Tutta la nostra vita non sarà sufficiente per esaurire la meditazione dell’inesauribile ricchezza delle cose grandi compiute dalla potenza e dalla bontà di Dio… Il sacerdozio non è per colui che ne è insignito, non è una dignità solo personale; non è fine a se stesso. Il sacerdozio è ministero, è servizio, è mediazione fra Dio e il popolo. Il sacerdozio è destinato alla Chiesa, alla comunità, ai fratelli; è destinato al mondo. Se vi è servizio che esige l’immersione di chi lo esercita nella esperienza multiforme e tumultuante della società, ancor più di quello del maestro, del medico, o dell’uomo politico, questo è il servizio del ministero sacerdotale. (Paolo VI – Ordinazioni 1975)
Il sacerdote non è colui che domina la vita, ma colui che si mette con umiltà al servizio della vita, della vita completa, della vita di ogni persona umana, della vita in tutte le sue dimensioni”. (Franceschetti don Gennaro)
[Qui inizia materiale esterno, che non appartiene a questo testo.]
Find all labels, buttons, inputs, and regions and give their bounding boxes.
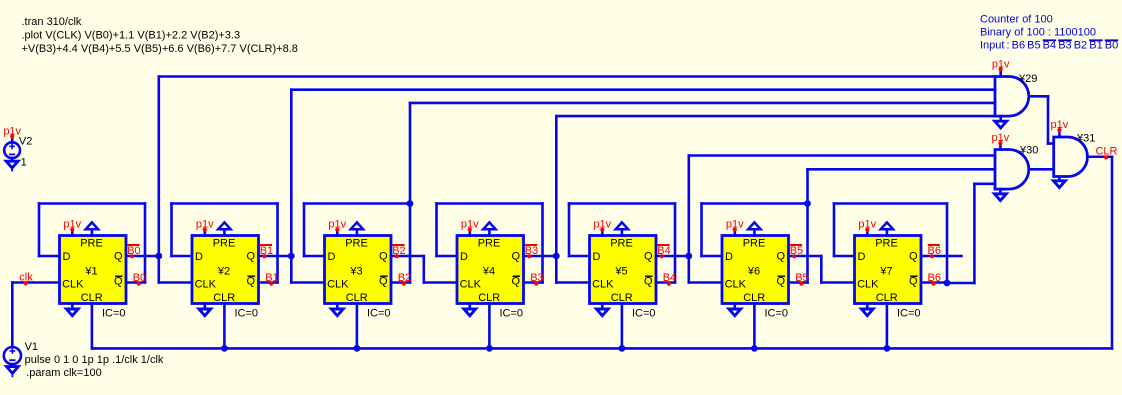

Dopo cinquant’anni, avvertiamo l’inesauribile fascino e l’appello ancor più profondo ad un servizio all’umanità, alla Chiesa, alla vita di ogni persona umana, alla vita della creazione intera: “una Chiesa unita, segno di unità e di comunione, che diventi fermento per un mondo riconciliato”. (Papa Leone)
È bello che, guardando alla nostra chiamata, alle realtà e alle persone che ci sono state affidate, agli impegni che ci sono affidati, al nostro servizio nella Chiesa, ciascuno di noi possa dire con fiducia: anche se sono fragile, il Signore non si vergogna della mia umanità, anzi, viene a prendere dimora dentro di me. Egli mi accompagna col suo Spirito, mi illumina e mi rende strumento del suo amore per gli altri, per la società e per il mondo. Lui che, come abbiamo udito nel Vangelo, non è venuto a chiamare i giusti, ma i peccatori.
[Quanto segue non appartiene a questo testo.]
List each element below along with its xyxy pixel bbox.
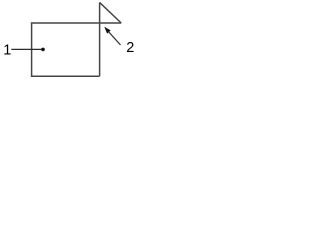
svg-text:2: 2 <box>126 40 134 56</box>
svg-text:1: 1 <box>3 42 11 58</box>
leader dot <box>41 48 45 52</box>
top edge wire (rectangle top + flap bottom) <box>31 22 121 24</box>
corner flap hypotenuse 2 <box>100 2 122 23</box>
arrow shaft 2 <box>108 31 121 46</box>
sheet body rectangle 1 (left and bottom edges) <box>32 23 100 76</box>
arrowhead 2 <box>104 27 110 34</box>
right edge wire (rectangle right + flap left) <box>99 2 101 76</box>
leader line 1 <box>11 48 42 50</box>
“C’era la cattiveria dei tempi anche sotto i Romani, in quel culmine della dominazione romana. Ma Gesù non si sottrasse affatto. Non si ritirò affatto. Non si rifugiò affatto dietro i mali dei tempi […] non perse i suoi tre anni, non li usò per piagnucolare e accusare la cattiveria dei tempi… Lui tagliò corto. Oh, in un modo molto semplice. Facendo il cristianesimo. Non incriminò, non accusò nessuno. Egli salvò. Non incriminò il mondo. Egli salvò il mondo». Charles Péguy
Un prete non salva il mondo, ma è chiamato, ordinato e mandato per annunciare e comunicare al mondo l’irriducibile speranza di un amore che salva il mondo.